Private Sub Text5_Change()
[Text141] = Now()
End Sub

Now, although this works; as you can imagine it's very time consuming going through every single field I have puting this proceedure in place. My question.....Is there a much simpler way of making this "update" field change if any part of the record gets altered ?????

Hope this isnt confusing.

I should add that each record has about 4 tabs(pages) too, so the overall record is spread over all this too. I need something that knows that anything is altered on the record and so update the "update" field
 
Look into the "Dirty" event of the form object.
 
Put your code in the BeforeUpdate event of the Form. This event always and only fires when data has changed and just before it is saved. Keep in mind that switching tabs on a tab control will fire a save operation if one is needed.
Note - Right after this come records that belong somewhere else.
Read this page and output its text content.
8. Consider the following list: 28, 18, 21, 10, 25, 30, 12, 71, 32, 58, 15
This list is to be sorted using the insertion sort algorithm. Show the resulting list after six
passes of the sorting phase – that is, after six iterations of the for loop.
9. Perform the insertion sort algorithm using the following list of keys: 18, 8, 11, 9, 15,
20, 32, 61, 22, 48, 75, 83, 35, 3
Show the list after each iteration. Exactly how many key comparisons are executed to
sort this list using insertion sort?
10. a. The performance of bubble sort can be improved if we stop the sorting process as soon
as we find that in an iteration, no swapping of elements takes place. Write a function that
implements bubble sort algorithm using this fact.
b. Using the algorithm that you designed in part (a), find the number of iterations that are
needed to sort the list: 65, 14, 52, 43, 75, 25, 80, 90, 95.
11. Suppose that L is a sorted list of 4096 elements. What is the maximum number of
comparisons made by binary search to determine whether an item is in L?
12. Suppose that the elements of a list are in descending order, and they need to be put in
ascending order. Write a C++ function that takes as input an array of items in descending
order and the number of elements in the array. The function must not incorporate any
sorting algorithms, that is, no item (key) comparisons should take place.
This way you let Access worry about the Dirty flag.
 
Excellent...does exactly what it says on the packet.

Thank you all so much.
I'm sure I've got a million other questions to try to improve on my work. :)
 
What actually is that "dirty" flag anyway.....and it seems an out of place name, why is it called that ??
 
I remember calling that flag the "Dirty" flag when writing virtual memory schemes many decades ago. If a program wrote to the memory buffer it then became necessary to write that buffer back to disk. If they didn't write to that memory buffer you could overwrite the buffer with the next segment of virtual memory. It only took one bit to flag the area as dirty and require the write back to disk. Access simply uses that same scheme. Any field that has changed sets the Dirty flag and requires the entire record be written back to disk. If the user leaves all of the field alone and request another record, the area can be overwritten with the new record without first writing the data to disk. It is a rather simple and flawless scheme that works as long as *everyone* goes through you when doing their reading and writing. I hope that made some sense.